A celebrazione del grande scultore recentemente scomparso sono stati esposti, per la prima volta insieme, alla Fortezza da Basso dal 6 al 15 ottobre 2017, il disegno dell’Ultima cena (1979) e le tre opere minori in bronzo (ca. 1982-1987) nonché il busto di un discepolo facente parte dell’opera monumentale in gesso che raffigura lo stesso soggetto (1988), la cui fusione in bronzo è incompiuta. In questa mostra, realizzata in collaborazione con il Centro Studi Cavallini, si è così ripercorso il processo creativo del Maestro, il suo “fare” – dalla rappresentazione bidimensionale dell’idea di un’opera in divenire alla sua esplicitazione tridimensionale passando per almeno tre varianti certe prima di addivenire alla definizione finale, da cui si ricava il calco per la fusione in bronzo.
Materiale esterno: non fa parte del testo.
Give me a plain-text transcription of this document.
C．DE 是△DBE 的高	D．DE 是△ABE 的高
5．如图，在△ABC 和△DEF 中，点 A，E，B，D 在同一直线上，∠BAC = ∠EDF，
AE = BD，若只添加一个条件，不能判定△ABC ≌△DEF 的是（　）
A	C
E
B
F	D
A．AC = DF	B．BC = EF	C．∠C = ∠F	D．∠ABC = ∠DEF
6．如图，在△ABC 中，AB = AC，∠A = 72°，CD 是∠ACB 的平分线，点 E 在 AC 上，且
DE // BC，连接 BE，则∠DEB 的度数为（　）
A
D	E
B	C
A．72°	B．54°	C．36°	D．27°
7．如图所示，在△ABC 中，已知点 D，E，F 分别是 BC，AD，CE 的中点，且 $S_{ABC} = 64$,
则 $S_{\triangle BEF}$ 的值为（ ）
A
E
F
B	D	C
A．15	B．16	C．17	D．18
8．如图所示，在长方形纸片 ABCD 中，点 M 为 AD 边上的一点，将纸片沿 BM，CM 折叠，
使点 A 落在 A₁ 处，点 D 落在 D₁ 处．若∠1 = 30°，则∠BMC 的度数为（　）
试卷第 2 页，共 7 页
Sculture plastiche e mutevoli

La parabola artistica di Sauro Cavallini (La Spezia, 4 marzo 1927– Fiesole, 27 luglio 2016) è cominciata nei primi anni Cinquanta a Firenze, dove nel 1957 ha aperto il suo studio in via Orsammichele, dove ha iniziato a sperimentaremateriali diversi. Nel 1960 si è trasferito nella villa di Fiesole che, per volontà dei figli Teo e Aine, oggi ospita il centro studi a lui dedicato. Nel 1964 si è appassionato alla scultura in bronzo e ha realizzato il famoso Gatto che gli è valso il Premio Nazionale “Il Fiorino” a Palazzo Strozzi nel 1965. Nel 1966 ha completato la sua prima opera pubblica, il Volo di gabbiani, destinata alla nuova sede della RAI TV a Firenze. In quello stesso anno l’alluvione della città medicea ha segnato l’artista in modo indelebile (più di quanto faranno i soggiorni a Zurigo, Parigi, Londra e Detroit negli anni a venire), dal momento che si è dedicato al restauro di sculture in marmo alla Basilica di Santa Croce e al Museo del Bargello. Negli anni della maturità, Sauro Cavallini si è confrontato dunque con l’antico, per il quale aveva una spiccata sensibilità. Da autodidatta ha perfezionato la tecnica e sublimato il suo senso estetico, che si estrinseca in sculture con anatomie plastiche di estrema naturalezza, pur nella loro stilizzazione. Sculture all’apparenza mutevoli e mai statiche, se non per il tempo di un respiro.